Adèle's intimacy with Rose and with her family retained all its old tenderness, but that good fellow Phil was gone. A blithe and merry companion he had been! Adèle missed his kindly attentions more than she would have believed. The Bowriggs have come to Ashfield, but their clamorous friendship is more than ever distasteful to Adèle. Over and over she makes a feint of illness to escape the noisy hilarity. Nor, indeed, is it wholly a feint. Whether it were that her state of moral perturbation and unrest reacted upon the physical system, or that there were other disturbing causes, certain it was that the roses were fading from her cheeks, and that her step was losing day by day something of its old buoyancy. It is even thought best to summon the village doctor to the family council. He is a gossiping, kindly old gentleman, who spends an easy life, free from much mental strain, in trying to make his daily experiences tally with the little fund of medical science which he accumulated thirty years before.

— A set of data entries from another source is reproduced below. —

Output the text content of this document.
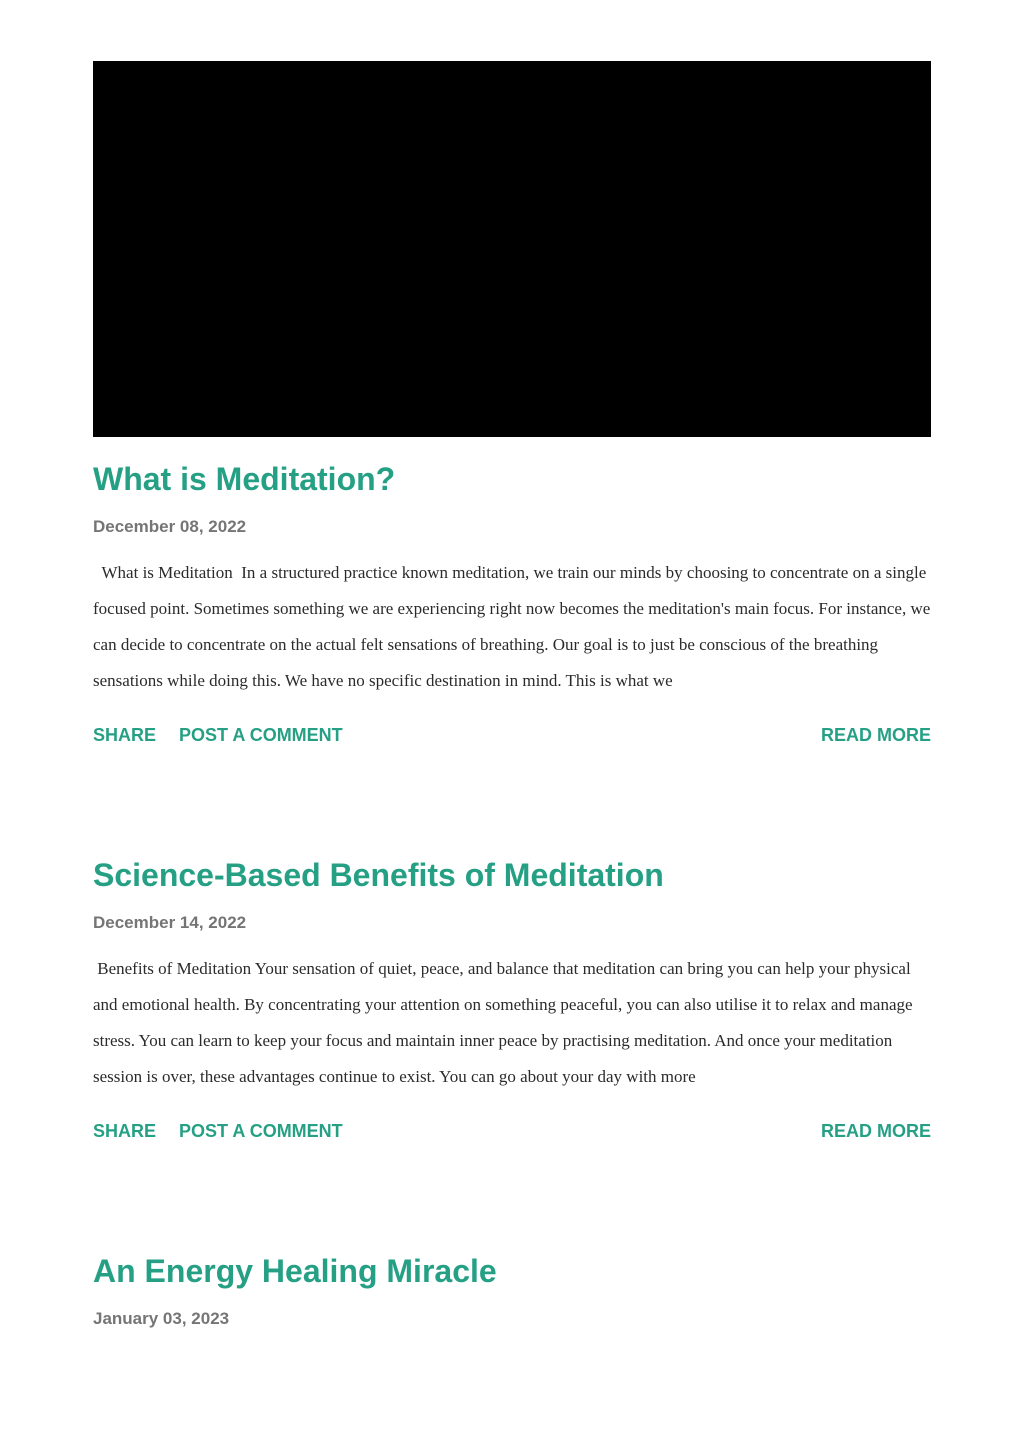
What is Meditation?
December 08, 2022
What is Meditation  In a structured practice known meditation, we train our minds by choosing to concentrate on a single focused point. Sometimes something we are experiencing right now becomes the meditation's main focus. For instance, we can decide to concentrate on the actual felt sensations of breathing. Our goal is to just be conscious of the breathing sensations while doing this. We have no specific destination in mind. This is what we
SHARE POST A COMMENT	READ MORE
Science-Based Benefits of Meditation
December 14, 2022
Benefits of Meditation Your sensation of quiet, peace, and balance that meditation can bring you can help your physical and emotional health. By concentrating your attention on something peaceful, you can also utilise it to relax and manage stress. You can learn to keep your focus and maintain inner peace by practising meditation. And once your meditation session is over, these advantages continue to exist. You can go about your day with more
SHARE POST A COMMENT	READ MORE
An Energy Healing Miracle
January 03, 2023
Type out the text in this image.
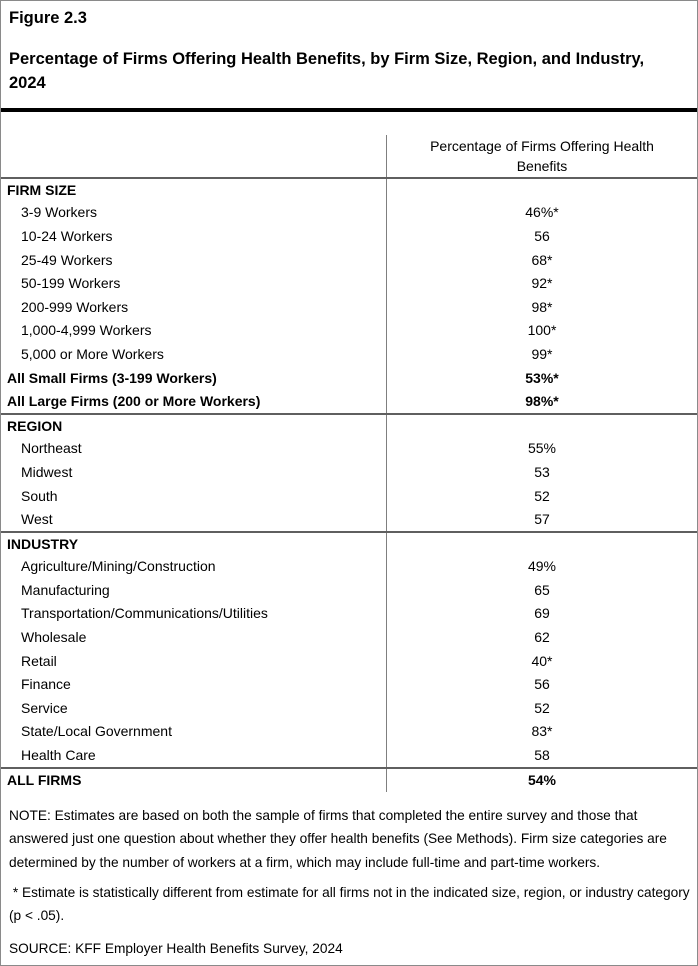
Figure 2.3
Percentage of Firms Offering Health Benefits, by Firm Size, Region, and Industry, 2024
Percentage of Firms Offering Health Benefits
FIRM SIZE
3-9 Workers	46%*
10-24 Workers	56
25-49 Workers	68*
50-199 Workers	92*
200-999 Workers	98*
1,000-4,999 Workers	100*
5,000 or More Workers	99*
All Small Firms (3-199 Workers)	53%*
All Large Firms (200 or More Workers)	98%*
REGION
Northeast	55%
Midwest	53
South	52
West	57
INDUSTRY
Agriculture/Mining/Construction	49%
Manufacturing	65
Transportation/Communications/Utilities	69
Wholesale	62
Retail	40*
Finance	56
Service	52
State/Local Government	83*
Health Care	58
ALL FIRMS	54%
NOTE: Estimates are based on both the sample of firms that completed the entire survey and those that answered just one question about whether they offer health benefits (See Methods). Firm size categories are determined by the number of workers at a firm, which may include full-time and part-time workers.
* Estimate is statistically different from estimate for all firms not in the indicated size, region, or industry category (p < .05).
SOURCE: KFF Employer Health Benefits Survey, 2024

The serene old gentleman feels the pulse, with his head reflectively on one side,—tells his little jokelet about Sir Astley Cooper, or some other worthy of the profession,—shakes his fat sides with a cheery laugh,—"And now, my dear," he says, "let us look at the tongue. Ah, I see, I see,—the stomach lacks tone."

"And there's dreadful lassitude, sometimes, Doctor," speaks up Miss Eliza.

"Ah, I see,—a little exhaustion after a long walk,—isn't it so, Miss Maverick? I see, I see; we must brace up the system, Miss Johns,—brace up the system."

And the kindly old gentleman prescribes his little tonics, of which Adèle takes some, and throws more out of the window.